(another excerpt from the past)
The costs of implementing, enforcing, and complying with every government action are significant. Any tax on businesses or individuals, any social program, any regulation that mandates safety or health benefits, any environmental legislation, any action at all has the same effect. The costs of these actions are borne by businesses, as well as by everyone who relies on being employed by business or on the products created by business--i.e., by all members of society. Any business which cannot support the higher level of costs will fail. Any prospective business which is unable to earn the higher rate of return that is required because of the increased cost level will never even be created.
As the number of business failures rises, a nation's total output must fall. This reduction will result in higher prices for those goods still available. The cost of government actions to offset these price increases (e.g., cost of living increases for retirees and government employees, unemployment compensation) will speed the decline.

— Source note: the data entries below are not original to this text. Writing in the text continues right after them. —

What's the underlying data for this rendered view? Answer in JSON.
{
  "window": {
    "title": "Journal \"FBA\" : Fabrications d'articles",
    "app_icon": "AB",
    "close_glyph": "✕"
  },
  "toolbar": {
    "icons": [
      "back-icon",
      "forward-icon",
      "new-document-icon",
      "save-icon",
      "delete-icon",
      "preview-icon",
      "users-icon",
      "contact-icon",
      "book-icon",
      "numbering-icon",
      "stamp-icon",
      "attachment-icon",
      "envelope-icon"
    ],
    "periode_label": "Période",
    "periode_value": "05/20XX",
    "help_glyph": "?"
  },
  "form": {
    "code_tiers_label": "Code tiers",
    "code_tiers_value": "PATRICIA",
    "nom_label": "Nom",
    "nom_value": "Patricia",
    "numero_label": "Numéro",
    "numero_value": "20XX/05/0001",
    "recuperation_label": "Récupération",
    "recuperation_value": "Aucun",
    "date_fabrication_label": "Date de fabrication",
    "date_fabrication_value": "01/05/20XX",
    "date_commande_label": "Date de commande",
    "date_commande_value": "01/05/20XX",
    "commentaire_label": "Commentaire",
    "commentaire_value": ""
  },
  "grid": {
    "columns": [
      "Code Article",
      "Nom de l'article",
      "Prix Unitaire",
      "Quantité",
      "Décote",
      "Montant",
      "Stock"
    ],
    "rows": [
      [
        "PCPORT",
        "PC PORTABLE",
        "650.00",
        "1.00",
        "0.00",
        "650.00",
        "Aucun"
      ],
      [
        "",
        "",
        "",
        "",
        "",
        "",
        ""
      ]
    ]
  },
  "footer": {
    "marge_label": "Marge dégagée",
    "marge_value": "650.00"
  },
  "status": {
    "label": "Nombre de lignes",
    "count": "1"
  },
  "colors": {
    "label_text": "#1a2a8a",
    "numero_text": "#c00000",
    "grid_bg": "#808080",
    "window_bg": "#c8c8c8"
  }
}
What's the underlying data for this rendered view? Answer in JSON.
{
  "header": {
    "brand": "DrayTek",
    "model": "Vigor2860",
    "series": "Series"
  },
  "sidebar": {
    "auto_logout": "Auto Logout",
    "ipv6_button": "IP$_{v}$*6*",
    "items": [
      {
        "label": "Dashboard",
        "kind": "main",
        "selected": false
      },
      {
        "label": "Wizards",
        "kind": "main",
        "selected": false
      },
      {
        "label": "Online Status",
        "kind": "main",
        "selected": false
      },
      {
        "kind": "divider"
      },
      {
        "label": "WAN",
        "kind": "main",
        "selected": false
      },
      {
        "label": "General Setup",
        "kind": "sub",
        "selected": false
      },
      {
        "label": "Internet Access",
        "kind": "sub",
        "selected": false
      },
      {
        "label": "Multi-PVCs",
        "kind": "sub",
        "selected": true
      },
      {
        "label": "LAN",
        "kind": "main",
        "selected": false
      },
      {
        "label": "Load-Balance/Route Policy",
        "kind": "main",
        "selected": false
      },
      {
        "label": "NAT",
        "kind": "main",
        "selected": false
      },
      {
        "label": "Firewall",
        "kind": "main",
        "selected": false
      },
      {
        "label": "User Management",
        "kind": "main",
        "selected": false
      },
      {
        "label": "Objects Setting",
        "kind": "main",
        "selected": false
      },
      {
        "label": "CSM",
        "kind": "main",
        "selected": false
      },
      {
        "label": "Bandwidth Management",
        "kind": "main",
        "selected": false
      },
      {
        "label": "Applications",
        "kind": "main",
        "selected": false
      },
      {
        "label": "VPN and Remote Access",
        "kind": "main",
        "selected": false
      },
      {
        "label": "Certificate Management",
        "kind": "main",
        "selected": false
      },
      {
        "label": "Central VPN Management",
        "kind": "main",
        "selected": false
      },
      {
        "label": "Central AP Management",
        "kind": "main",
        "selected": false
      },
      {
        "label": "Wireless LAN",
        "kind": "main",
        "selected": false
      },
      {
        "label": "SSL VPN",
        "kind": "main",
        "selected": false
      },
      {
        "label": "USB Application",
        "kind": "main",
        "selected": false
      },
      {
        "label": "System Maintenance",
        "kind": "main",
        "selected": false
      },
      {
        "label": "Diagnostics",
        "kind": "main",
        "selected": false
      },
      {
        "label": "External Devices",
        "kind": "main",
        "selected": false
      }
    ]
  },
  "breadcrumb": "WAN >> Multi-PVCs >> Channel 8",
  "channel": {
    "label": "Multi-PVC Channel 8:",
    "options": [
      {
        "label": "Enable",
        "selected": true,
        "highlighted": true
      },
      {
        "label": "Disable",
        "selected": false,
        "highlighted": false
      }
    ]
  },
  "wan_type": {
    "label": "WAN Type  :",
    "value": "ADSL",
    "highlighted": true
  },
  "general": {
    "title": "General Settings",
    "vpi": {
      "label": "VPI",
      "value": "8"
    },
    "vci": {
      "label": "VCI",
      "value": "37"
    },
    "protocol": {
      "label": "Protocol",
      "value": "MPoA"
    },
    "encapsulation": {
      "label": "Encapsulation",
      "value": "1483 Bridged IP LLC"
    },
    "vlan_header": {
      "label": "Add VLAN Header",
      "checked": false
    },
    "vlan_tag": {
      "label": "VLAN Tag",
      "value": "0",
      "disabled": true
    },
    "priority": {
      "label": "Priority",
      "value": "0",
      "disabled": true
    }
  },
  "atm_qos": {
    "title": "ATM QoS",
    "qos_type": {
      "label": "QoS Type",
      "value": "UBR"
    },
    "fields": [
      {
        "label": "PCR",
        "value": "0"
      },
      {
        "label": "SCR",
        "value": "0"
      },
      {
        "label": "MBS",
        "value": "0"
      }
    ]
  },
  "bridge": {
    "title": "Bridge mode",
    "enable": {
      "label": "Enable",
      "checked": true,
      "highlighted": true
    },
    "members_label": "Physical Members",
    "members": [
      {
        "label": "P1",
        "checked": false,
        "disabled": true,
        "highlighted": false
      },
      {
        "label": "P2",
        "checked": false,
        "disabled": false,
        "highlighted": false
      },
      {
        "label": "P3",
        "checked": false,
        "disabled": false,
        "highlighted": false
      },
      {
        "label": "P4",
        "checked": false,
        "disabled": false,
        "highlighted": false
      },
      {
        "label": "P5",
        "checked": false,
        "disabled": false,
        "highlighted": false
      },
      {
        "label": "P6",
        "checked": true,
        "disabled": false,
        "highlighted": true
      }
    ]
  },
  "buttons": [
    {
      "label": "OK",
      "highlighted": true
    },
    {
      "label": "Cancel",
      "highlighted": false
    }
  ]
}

By reducing the number of viable enterprises, the cost of every government action reduces the amount of competition faced by a nation's remaining businesses. Competition, however, supplies the pressure which prompts the innovations that any society requires to manage its scarce resources. Without this pressure, enterprises are allowed to continue using inefficient processes. By increasing the costs which businesses must bear in order to survive, governments effectively reduce the number of new technologies which can be afforded, technologies that would have improved the living standard of its citizens. When the evolutionary pressure of competition is completely checked, innovation will stop and society will deplete its usable resources.
The problems which plague a nation will worsen as the competition faced by its industries decreases and the investment they make in innovative technologies declines. Government's predictable reaction--to further its "resolve" by implementing additional mandates--will only make matters worse. This is the vicious cycle which is already being experienced in the socialized nations of the world.
As the socialized economy spirals downward, the nation's wealth will become concentrated in a small group of citizens--the owners of those businesses which are still able to cover the high costs that government imposes upon them. As the cost level rises, fewer and fewer of these businesses will survive, concentrating the wealth even further.
Fewer businesses mean fewer jobs, thereby increasing the competition for those jobs that remain--and forcing the nation's wage level ever lower. The citizens of a socialized nation, whose purchasing power declines due to rising prices, will find that their earnings follow the same downward path.
This cycle will result in an accentuated disparity between the ever-decreasing number of the extremely rich and the ever-increasing number of the extremely poor. The so-called "dichotomy" between rich and poor is an inevitable result of the costs which government imposes on the creation of opportunity, and will only worsen as government's scope of influence grows. [In a nation which does not limit the opportunities of its citizens a normal distribution of earnings can eventually be expected; every time the rate of return required by businessmen is reduced their incomes will decline as well. At the same time, by increasing the demand for laborers, reductions in the required rate of return act to increase the wages businessmen must pay. Any limitations whatsoever will increase the required rate of return and skew the distribution, reducing the number of affluent citizens and increasing the number of impoverished ones.]